The same form was maintained with each Senator in turn. When Fowler's name was reached, every one leaned forward to catch the word.

“Not guilty,” said Senator Fowler.

The tension grew. There was a weary number of names before that of Ross was reached. When the clerk called it, and Ross stood forth, the crowd held its breath.

“Not guilty,” called the Senator from Kansas.

It was like the babbling over of a caldron. The Radical Senators, who had been laboring with Ross only a short time before, turned to him in rage; all over the house people began to stir. The rest of the roll-call was listened to with lessened interest, although there was still the chance for a surprise. When it was over, and the result - thirty-five to nineteen -was announced, there was a wild outburst, chiefly groans of anger and disappointment, for the friends of the President were in the minority.

I ran all the way from the Capitol to the White House. I was young and strong in those days, and I made good time. When I burst into the library, where the President sat with Secretary Welles and two other men whom I cannot remember, they were quietly talking. Mr. Johnson was seated at a little table on which luncheon had been spread in the rounding southern end of the room.
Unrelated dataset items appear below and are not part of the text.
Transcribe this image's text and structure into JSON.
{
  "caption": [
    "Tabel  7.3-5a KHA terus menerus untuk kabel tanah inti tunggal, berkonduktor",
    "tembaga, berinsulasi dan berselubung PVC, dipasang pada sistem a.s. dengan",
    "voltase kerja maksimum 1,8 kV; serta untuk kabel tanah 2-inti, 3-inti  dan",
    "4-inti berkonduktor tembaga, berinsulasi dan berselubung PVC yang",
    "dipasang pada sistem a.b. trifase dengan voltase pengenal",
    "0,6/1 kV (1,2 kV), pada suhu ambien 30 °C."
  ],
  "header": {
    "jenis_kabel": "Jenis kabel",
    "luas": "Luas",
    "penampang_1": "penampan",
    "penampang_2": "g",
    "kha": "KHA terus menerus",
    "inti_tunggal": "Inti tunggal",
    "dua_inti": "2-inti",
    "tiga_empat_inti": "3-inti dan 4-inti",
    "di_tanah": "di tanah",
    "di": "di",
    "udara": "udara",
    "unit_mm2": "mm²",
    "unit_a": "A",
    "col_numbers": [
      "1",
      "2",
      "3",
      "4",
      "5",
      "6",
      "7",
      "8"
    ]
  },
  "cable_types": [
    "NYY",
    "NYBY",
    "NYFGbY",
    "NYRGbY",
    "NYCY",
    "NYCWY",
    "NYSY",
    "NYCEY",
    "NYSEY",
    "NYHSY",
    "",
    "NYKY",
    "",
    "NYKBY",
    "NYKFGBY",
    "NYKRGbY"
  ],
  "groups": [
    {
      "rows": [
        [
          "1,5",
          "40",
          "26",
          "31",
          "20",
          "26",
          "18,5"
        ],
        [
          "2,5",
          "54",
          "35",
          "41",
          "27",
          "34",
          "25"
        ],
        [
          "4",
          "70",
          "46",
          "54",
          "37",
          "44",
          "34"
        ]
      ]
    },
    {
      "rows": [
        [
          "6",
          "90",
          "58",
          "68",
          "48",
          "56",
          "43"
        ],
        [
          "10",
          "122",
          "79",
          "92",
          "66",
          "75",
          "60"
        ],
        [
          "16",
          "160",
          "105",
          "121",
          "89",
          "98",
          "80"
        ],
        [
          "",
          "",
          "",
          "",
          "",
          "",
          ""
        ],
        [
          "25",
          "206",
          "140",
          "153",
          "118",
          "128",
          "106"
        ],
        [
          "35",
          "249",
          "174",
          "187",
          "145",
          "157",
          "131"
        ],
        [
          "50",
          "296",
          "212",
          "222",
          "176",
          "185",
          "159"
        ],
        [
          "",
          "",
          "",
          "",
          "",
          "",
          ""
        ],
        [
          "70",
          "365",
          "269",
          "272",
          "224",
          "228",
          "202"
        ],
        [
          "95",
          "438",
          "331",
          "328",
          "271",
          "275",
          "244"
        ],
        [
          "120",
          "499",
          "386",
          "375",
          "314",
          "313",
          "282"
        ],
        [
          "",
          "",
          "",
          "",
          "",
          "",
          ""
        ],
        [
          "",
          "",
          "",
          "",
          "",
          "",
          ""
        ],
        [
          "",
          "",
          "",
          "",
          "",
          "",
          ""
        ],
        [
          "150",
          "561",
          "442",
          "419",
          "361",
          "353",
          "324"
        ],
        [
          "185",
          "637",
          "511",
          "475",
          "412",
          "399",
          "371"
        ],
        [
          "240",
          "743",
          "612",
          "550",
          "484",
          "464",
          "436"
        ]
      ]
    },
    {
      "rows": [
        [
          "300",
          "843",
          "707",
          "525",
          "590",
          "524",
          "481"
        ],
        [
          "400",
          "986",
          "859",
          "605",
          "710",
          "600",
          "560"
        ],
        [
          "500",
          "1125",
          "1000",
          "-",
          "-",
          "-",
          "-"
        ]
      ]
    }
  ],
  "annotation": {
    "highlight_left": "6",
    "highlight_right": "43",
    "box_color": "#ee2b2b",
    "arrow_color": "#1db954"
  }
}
There were no signs of excitement.

“Mr. President,” I shouted, too crazy with delight to restrain myself, “you are acquitted!”

All rose. I made my way to the President and got hold of his hand. The other men surrounded him, and bean to shake his hand. The President responded to their congratulations calmly enough for a moment, and then I saw that tears were rolling down his face. I stared at him; and yet I felt I ought to turn my eyes away.

It was all over in a moment, and Mr. Johnson was ordering some whiskey from the cellar. When it came, he himself poured it into glasses for us, and we all stood up and drank a silent toast. There were some sandwiches on the table; we ate some and then we felt better. In a few minutes came a message of congratulation from Secretary Seward to “my dear friend.” By that time the room was full of people, and I slipped away.